If you don't care about accuracy at all , then you can use uncalibrated RGB images with "book formula" LAB equations to get your LAB images. Use makecform() as shown in this example http://www.mathworks.com/products/demos/image/color_seg_k/ipexhistology.html
cform = makecform('srgb2lab');
lab_he = applycform(he,cform);
Again, that's for just a quick-and-dirty, proof-of-concept approach. It's not good if you want accurate results. Why? Well the formulas go from sRGB to XYZ. Well your camera gives sRGB doesn't it? That's what they tell you. However you know that you can get any RGB you want by changing exposure time on the camera, or color temperature of your illumination. Did your subject change? No - it's the same tongue. Changing image capture conditions didn't change the tongue. But your RGB changed. So that means that different exposures will give you different LAB values (if you use book formulas) even though the LAB value of the subject tongue didn't change at all.

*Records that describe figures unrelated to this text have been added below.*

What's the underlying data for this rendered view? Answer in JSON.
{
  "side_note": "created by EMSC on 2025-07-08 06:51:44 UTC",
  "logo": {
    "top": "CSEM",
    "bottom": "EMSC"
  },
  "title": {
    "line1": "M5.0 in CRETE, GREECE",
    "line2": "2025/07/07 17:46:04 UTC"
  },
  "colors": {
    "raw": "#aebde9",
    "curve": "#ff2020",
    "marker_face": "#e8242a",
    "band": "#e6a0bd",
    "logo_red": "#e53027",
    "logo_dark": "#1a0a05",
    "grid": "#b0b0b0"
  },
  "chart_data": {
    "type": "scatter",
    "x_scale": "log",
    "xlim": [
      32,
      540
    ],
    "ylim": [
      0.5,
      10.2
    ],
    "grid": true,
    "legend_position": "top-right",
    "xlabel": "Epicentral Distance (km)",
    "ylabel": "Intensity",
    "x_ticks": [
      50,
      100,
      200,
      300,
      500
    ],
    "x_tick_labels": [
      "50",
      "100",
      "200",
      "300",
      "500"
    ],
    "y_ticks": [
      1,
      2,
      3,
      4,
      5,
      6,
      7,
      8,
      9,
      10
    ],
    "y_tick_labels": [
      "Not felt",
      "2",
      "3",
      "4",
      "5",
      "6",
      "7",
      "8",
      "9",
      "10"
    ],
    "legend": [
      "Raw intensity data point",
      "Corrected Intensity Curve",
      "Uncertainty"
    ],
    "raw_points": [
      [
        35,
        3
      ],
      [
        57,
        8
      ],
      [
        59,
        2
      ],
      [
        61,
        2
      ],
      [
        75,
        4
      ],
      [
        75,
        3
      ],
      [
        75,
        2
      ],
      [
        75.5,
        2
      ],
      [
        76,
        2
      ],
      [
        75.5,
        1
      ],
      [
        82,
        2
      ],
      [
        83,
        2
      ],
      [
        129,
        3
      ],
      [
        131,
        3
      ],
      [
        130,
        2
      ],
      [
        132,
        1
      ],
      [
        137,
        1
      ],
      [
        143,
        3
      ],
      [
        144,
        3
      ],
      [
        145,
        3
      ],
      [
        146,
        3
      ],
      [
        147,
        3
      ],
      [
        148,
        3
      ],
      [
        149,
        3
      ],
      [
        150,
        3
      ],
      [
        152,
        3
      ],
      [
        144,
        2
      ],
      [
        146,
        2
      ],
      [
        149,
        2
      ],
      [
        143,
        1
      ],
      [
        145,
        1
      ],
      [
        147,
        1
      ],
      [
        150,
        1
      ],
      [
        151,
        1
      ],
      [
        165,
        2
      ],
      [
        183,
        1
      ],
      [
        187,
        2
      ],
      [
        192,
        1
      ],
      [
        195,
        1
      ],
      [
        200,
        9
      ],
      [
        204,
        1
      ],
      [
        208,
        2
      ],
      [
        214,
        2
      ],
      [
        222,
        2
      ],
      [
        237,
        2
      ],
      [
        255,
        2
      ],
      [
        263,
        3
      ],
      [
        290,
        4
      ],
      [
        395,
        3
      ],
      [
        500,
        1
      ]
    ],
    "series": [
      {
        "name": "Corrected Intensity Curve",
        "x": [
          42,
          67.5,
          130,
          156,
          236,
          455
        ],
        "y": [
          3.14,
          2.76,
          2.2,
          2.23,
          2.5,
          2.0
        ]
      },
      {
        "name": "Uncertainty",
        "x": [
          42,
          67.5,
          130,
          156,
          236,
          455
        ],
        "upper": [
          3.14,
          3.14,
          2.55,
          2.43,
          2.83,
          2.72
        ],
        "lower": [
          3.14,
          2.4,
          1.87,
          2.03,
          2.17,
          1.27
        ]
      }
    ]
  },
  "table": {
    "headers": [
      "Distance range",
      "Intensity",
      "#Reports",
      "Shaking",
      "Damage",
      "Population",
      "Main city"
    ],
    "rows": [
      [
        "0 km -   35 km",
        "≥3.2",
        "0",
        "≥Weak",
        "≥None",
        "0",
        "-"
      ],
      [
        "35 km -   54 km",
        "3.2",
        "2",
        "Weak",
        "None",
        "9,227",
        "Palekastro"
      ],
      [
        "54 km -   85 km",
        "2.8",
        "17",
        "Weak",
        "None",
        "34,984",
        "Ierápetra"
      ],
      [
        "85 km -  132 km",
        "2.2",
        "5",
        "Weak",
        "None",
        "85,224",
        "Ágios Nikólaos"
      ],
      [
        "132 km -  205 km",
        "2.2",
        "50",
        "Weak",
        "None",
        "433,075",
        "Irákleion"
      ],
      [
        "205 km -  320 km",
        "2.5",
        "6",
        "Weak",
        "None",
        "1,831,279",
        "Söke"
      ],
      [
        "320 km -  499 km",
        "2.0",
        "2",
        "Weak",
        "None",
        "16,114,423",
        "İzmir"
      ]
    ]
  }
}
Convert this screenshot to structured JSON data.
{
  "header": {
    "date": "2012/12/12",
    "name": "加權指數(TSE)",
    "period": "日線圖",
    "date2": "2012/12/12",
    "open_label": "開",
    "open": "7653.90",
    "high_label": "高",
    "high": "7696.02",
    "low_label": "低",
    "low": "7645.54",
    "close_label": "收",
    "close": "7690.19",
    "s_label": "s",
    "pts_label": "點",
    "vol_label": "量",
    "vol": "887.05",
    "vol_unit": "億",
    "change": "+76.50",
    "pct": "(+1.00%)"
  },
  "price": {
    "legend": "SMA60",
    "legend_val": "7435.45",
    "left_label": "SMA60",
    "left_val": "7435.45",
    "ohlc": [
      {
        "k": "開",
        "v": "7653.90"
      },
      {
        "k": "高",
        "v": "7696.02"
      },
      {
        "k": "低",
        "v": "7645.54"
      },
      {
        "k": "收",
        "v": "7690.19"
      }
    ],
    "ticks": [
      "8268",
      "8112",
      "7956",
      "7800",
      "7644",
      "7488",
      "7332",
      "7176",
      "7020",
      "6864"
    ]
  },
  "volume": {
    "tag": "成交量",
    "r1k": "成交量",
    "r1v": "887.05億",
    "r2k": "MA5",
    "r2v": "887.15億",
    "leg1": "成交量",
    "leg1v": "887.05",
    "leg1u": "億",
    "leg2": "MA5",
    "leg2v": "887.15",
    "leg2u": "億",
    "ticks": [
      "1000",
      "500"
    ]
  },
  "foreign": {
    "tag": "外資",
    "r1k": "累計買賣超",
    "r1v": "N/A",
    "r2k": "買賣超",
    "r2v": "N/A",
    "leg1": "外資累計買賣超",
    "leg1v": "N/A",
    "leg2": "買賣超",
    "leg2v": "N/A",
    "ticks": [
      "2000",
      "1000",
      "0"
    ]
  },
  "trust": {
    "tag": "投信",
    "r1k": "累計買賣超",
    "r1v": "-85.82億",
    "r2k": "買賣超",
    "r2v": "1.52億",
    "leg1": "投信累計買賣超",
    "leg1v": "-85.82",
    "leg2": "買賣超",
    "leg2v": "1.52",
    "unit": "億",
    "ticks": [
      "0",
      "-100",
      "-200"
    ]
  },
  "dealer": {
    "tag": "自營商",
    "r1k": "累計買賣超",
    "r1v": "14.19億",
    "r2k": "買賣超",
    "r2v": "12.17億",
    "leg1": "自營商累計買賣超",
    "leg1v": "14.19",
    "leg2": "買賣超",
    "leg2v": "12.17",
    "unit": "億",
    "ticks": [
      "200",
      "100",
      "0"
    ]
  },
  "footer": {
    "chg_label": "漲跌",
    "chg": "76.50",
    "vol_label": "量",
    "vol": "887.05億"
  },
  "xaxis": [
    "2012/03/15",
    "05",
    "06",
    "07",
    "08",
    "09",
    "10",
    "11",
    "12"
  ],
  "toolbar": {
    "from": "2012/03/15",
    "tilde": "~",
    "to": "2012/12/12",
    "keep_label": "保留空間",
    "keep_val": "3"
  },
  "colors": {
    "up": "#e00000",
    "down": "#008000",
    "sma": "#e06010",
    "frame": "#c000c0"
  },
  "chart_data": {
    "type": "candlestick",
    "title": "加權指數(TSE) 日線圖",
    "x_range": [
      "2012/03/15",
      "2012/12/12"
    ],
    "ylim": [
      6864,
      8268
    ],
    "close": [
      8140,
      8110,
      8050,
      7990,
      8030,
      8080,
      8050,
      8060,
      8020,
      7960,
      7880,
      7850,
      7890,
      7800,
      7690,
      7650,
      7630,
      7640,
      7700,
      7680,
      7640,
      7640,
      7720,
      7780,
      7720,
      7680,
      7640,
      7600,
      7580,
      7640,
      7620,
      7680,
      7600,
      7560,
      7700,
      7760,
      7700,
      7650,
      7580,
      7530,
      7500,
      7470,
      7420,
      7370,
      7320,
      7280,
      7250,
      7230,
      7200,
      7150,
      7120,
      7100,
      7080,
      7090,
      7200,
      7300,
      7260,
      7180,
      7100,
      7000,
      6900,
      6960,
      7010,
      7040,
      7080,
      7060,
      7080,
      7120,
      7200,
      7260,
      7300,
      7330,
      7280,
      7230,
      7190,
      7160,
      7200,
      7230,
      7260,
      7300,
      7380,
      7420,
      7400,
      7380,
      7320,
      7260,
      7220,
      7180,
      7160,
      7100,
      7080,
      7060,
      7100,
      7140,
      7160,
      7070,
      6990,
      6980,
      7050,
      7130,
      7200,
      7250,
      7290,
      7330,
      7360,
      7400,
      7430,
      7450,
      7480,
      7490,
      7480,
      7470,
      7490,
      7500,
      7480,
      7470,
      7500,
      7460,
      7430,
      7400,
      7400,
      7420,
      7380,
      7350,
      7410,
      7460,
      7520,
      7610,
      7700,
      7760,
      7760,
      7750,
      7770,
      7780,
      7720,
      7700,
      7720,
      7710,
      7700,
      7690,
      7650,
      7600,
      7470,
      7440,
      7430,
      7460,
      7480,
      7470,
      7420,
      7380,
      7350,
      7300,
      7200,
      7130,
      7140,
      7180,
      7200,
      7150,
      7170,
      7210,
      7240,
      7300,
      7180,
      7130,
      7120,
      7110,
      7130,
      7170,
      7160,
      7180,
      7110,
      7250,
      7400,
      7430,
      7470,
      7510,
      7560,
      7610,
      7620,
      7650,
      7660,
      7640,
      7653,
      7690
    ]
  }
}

Either way, then just look at the LAB values of all the pixels in your image and determine what class (C, R, B, P, DR, etc.) they are closest to and assign that pixel to that class number (give each class a number like C=1, R=2, etc.). Now you have a classified image and you can just get area fractions directly
for cl = 1 : numberOfClasses
binaryImage = (classifiedImage(:) == cl);
imshow(binaryImage);
caption = sprintf('Class %d', cl);
title(caption, 'FontSize', 16);
areaFraction(cl) = sum(binaryImage(:));
end
Of course, like I said, all your numbers are totally arbitrary. Well not totally arbitrary (like a totally random numbers) -- the rankings of the different classes may be fairly correct, but each individual area fraction is not really accurate.
  3 Comments
John D'Errico
John D'Errico on 22 Sep 2014
Funny. Despite having spent 20 years at Kodak developing schemes for gamut mapping, creating tools to create profiles (gridfit is the 2-d version of one of my tools) etc., I had no idea what this question was about. Kudos to you.
Image Analyst
Image Analyst on 22 Sep 2014
John, I saw this edit by her also and was dismayed. She drastically changed the question, removing the vast majority of it and most of the context, and I believe some comments. Not sure why she did that. I can understand why thought my answer was curiously insightful. You probably thought I had an advance copy of the mind reading toolbox, but no such luck. If I remember correctly she was wanting to compare colors of tongues from snapshots of different people, or something like that.